O espetáculo marcou a eclosão do movimento tropicalista. Revolucionou o teatro nacional, era um “teatro agressivo”, atacava seu público. Era circo, teatro de revista, Brecht, Shakespeare, chanchada, deboche, pornografia, Chacrinha, enfim, um verdadeiro carnaval. Buscava o atrevimento estético do cinema novo. Trazia a música de Caetano. Tudo para retratar o surrealismo brasileiro. Segundo o próprio Zé Celso em seu manifesto, publicado em 5 de fevereiro de 1968 no “Última Hora”: "Tudo procura transmitir essa realidade de muito barulho por nada, onde todos os caminhos tentados para superá-la até agora se mostram inviáveis. Tudo procura mostrar o imenso cadáver que tem sido a não-história do Brasil destes últimos anos, à qual nós todos acendemos nossa vela para trazer, através de nossa atividade cotidiana, alento. 1933-1967: são 34 anos. Duas gerações pelo menos levaram suas velas. E o corpo continua gangrenado. "
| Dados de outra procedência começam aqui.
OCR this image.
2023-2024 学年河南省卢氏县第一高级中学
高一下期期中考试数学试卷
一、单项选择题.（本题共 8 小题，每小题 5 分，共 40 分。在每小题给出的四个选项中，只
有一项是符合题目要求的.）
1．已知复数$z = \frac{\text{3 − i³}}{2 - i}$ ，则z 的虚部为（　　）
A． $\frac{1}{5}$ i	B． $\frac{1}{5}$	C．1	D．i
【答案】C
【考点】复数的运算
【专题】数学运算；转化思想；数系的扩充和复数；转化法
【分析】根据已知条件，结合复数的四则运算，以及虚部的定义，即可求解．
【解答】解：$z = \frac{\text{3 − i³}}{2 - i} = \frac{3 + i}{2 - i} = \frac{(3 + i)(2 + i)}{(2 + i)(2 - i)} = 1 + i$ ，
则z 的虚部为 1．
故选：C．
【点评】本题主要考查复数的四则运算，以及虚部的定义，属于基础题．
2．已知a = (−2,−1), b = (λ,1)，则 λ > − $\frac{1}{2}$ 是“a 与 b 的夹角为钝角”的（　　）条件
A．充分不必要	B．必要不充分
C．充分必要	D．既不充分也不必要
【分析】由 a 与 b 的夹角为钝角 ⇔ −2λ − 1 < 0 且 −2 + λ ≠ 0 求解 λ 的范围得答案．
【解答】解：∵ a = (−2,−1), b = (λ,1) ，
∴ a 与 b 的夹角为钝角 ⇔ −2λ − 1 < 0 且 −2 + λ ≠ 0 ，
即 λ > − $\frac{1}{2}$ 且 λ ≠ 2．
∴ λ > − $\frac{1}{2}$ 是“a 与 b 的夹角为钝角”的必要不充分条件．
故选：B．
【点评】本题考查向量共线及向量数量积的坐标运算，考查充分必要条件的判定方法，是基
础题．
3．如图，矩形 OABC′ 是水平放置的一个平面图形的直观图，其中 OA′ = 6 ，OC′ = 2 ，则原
Hoje mais gerações levaram suas velas e o ano de 68 passou, os movimentos foram reprimidos e a realidade brasileira parece ainda viver da substituição dos Reis da Vela. Por outro lado, a expectativa de que algo vai acontecer volta à tona. Protestos internacionais voltaram no fim do século passado, nas reuniões da OMC, G8 e FMI. Seattle, Genova, Praga, Davos, Genebra, Quebec, Washington entre outras formaram novos palcos para essa nova esquerda. Black Blocs, Reclaim the Streets com suas festas nas ruas, grupos anarquistas ecologistas, o levante Zapatista em Chiapas, todos eles apontam para um novo futuro, a formação de redes de solidariedade, um antipoder para fazer frente aos poderosos Reis da Vela e ao capital transnacional que impera nesse começo de século.